Friday, September 9, 2011

About Writing: Part 2

Well, I figured it was about time to finish my ran- er, blog about writing.
Where I left off, I was talking about context and culture, continuity and all those nice “see” words. (saying “c” just looks wrong to me.)
    There is really not too much that I want to say, other than this: You must put yourself into your writing.
Yes, I mean long nights scratching your head, trying to make all the frayed (if you weren’t careful, and sometimes even when you were) plot ends come together, and all that wonderful, agonizing, fulfilling stuff.
    But more so I mean putting you into your work. That’s right. you. (Meaning the writer, which, hopefully, will mean YOU you. And yes. I just used caps. But hey. This is a blog, right? Anything goes… but shouldn’t.)
    What I mean is this. You (speaking to the writer, not the reader) can put a quadrillion hours into researching for your book, can wrack your brain for the most intriguing plot twists and can try to be as original as possible-- but all this will fail to make a good book unless you put your heart into it.
    Let me give an example.
    I read (most of) the series “the furies of Calderon” by Jim Butcher (he also wrote the Dresden Files). The first book was great. It was about this kid in a magic world, who, by birth or by design, had no magic himself-- yet he made himself useful, and indeed essential to his world. Books 1-3 were great.
    I got to book four-- and he finally got a little bit of magical power. And I was like, okay, sweet.
But then I got to book five… And well. Things just got monotonous. And I know that all that was rather vague, so let me re-do that a bit.
Jim butcher had an interesting protagonist, good supporting characters, and an interesting setting as well as culture (based roughly on ancient Roman civilization). But after the third book, Jimmy made several big mistakes, and he murdered his own series.
    First of all, everything worked out for the protagonist. He got the girl. He got the family he always wanted. He got the magic ability. He got the kingship, for Pete’s sake. He got the alliance with the ancient enemies (to unite against a bigger, badder enemy). And eventually (it took him waaay too long, but) he got rid of the bigger, badder enemy too.
    I’m sorry, but this is a departure from reality. Since when does life work out so well all the time?
    Granted, small minor (redundancy intended) characters die. The protagonist says he’s sad about all the no-name citizens who were killed by the nigh-indestructible, always adapting and improving, wax-eating, exponentially growing, never-logically-explained Vord creatures (aka the bigger, badder enemy). But we’re viewing the world through the Protagonist (and a small cast of almost-protagonists). And none of them experience acute suffering. (Sounds kinda like Twilight, huh? Okay, sorry, sorry…)
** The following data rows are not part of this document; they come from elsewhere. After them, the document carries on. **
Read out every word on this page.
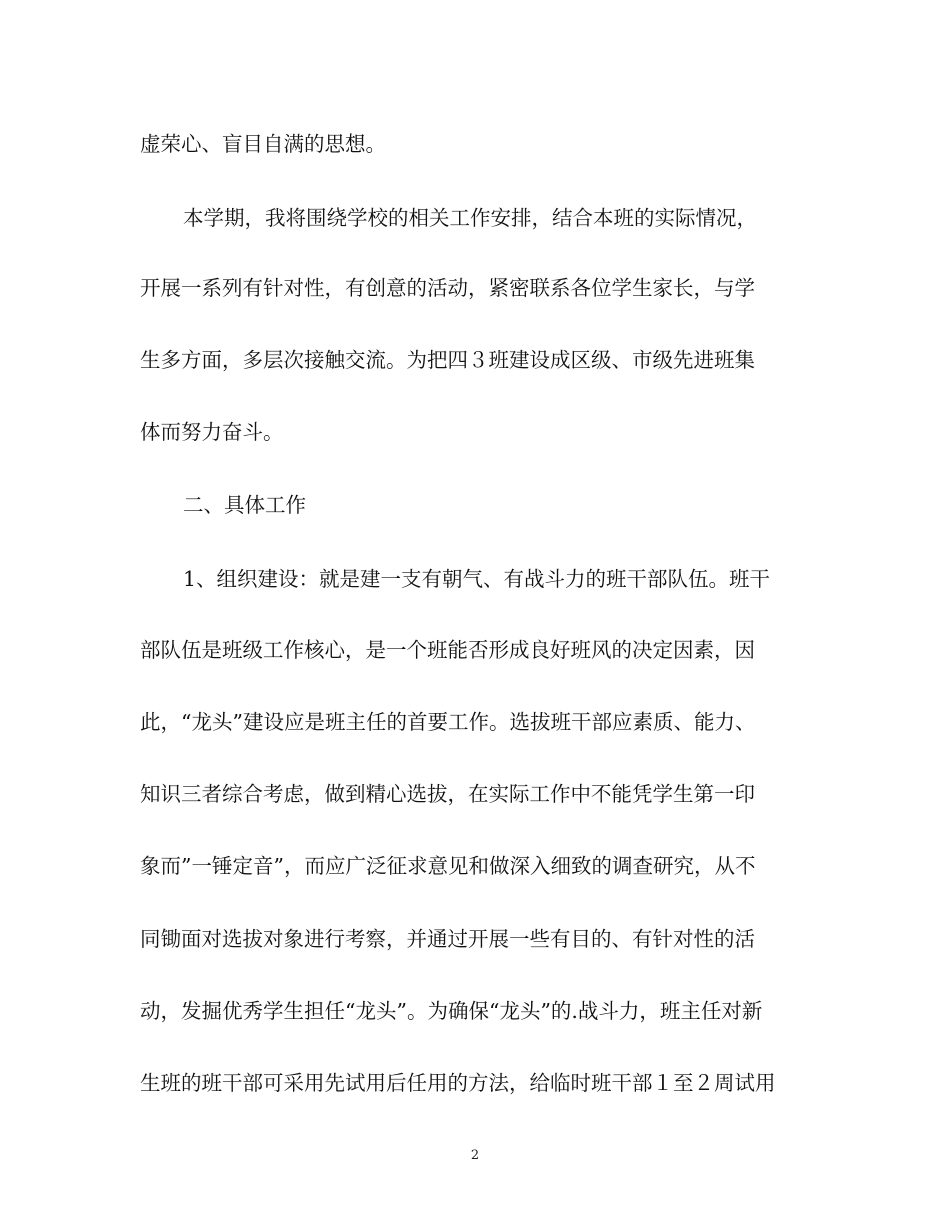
虚荣心、盲目自满的思想。
本学期，我将围绕学校的相关工作安排，结合本班的实际情况，
开展一系列有针对性，有创意的活动，紧密联系各位学生家长，与学
生多方面，多层次接触交流。为把四３班建设成区级、市级先进班集
体而努力奋斗。
二、具体工作
1、组织建设：就是建一支有朝气、有战斗力的班干部队伍。班干
部队伍是班级工作核心，是一个班能否形成良好班风的决定因素，因
此，“龙头”建设应是班主任的首要工作。选拔班干部应素质、能力、
知识三者综合考虑，做到精心选拔，在实际工作中不能凭学生第一印
象而”一锤定音”，而应广泛征求意见和做深入细致的调查研究，从不
同锄面对选拔对象进行考察，并通过开展一些有目的、有针对性的活
动，发掘优秀学生担任“龙头”。为确保“龙头”的.战斗力，班主任对新
生班的班干部可采用先试用后任用的方法，给临时班干部１至２周试用
2
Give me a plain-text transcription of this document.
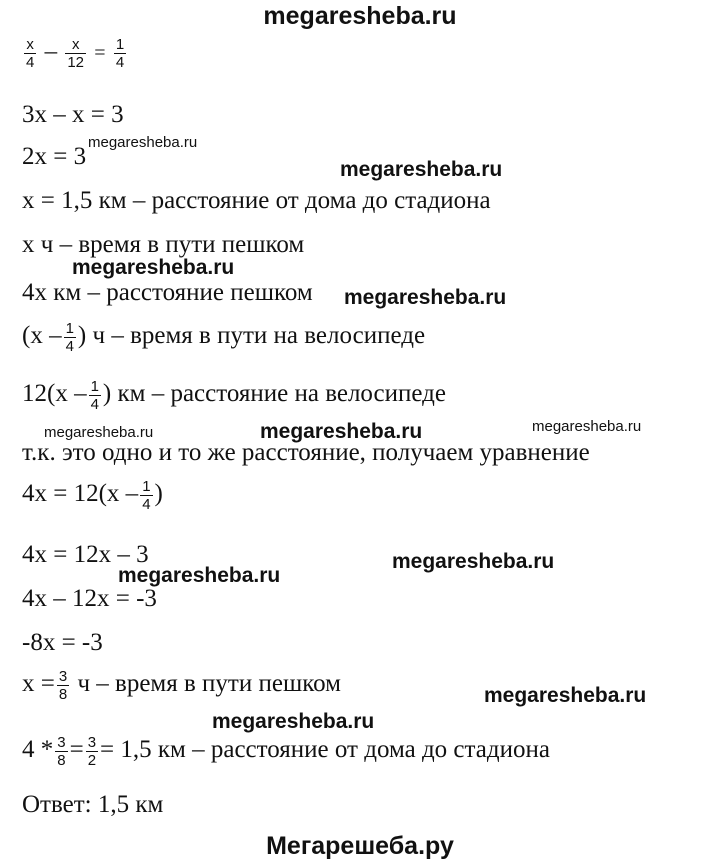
megaresheba.ru
$\frac{x}{4} - \frac{x}{12} = \frac{1}{4}$
3x – x = 3
2x = 3
x = 1,5 км – расстояние от дома до стадиона
x ч – время в пути пешком
4x км – расстояние пешком
($x - \frac{1}{4}$ ) ч – время в пути на велосипеде
$12(x - \frac{1}{4}$ ) км – расстояние на велосипеде
т.к. это одно и то же расстояние, получаем уравнение
$4x = 12(x - \frac{1}{4}$ )
4x = 12x – 3
4x – 12x = -3
-8x = -3
$x = \frac{3}{8}$ ч – время в пути пешком
$4 * \frac{3}{8} = \frac{3}{2} = 1,5$ км – расстояние от дома до стадиона
Ответ: 1,5 км
megaresheba.ru
megaresheba.ru
megaresheba.ru
megaresheba.ru
megaresheba.ru	megaresheba.ru	megaresheba.ru
megaresheba.ru
megaresheba.ru
megaresheba.ru
megaresheba.ru
Мегарешеба.ру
    Why is this important? Why must someone die to make a good book?
    Well, the fact is… They don’t.
    Yeah. I just contradicted myself. Boo-yah!
    Let me explain once more. Death, in all its macabre er… aura, is a thing that (almost) all of us can relate to. It’s something that a reader can connect to emotionally. And there is where Mr. Butcher (was that a coincidence?) made his mistake. He forgot to give his readers characters that they could connect with.
    In the second book in the series, there’s a scene with a girl (who ends up to be the girl) and the protagonist.  The girl (Kitai), who was the only one of her people and culture in a large city of foreigners, felt very alone, very out of place. The Protagonist (Tavi), is a young man without magic in a world centered around the use of magic; and feels very alone and out of place. In the scene, they comfort each other, and realize that the only place they won’t be outcasts is with each other. It was a really touching scene, and yeah. It made me tear up.
    But why? Why was it such a touching scene?
    Because we’ve all felt alone and out of place in our lives. We’ve all felt like outcasts at one point or another. It’s something we can relate to.
    And I have a feeling it was something that Mr. Jimbo related to very strongly as well. That’s what made that scene so poignant.  He put his heart (or at least a little bit of it) into that scene. And I, as the reader, felt that, and connected with that.
    But it’s a little hard to connect with the powerful king of a large country, who orchestrates the destruction of the enemy that is threatening to annihilate all of his world-- with the use of lots and lots of magic.
That’s where Butcher slaughtered is story. He took the humanity out of it, and then it just became words connected in sentences, and paragraphs, and chapters, and then books.
You have no heart? You have no story.
And that is the bottom line.
    Does that mean that you have to write every single line with tears winking out of the corners of your eyelids, revealing your heart’s deepest secrets with poorly-veiled names like Tonica Mocral? (Hey. That has a ring to it, actually.) Of course not!! You don’t lay your heart bare every few minutes in real life, do you? No.
    But in the moment when everything is crushing down upon you, you lose it. When your friend drives a knife in your back, you bawl. When someone whom you love dies, you don’t go frolic in the daisy field.
Life imitates art, they say, but art should also imitate Life.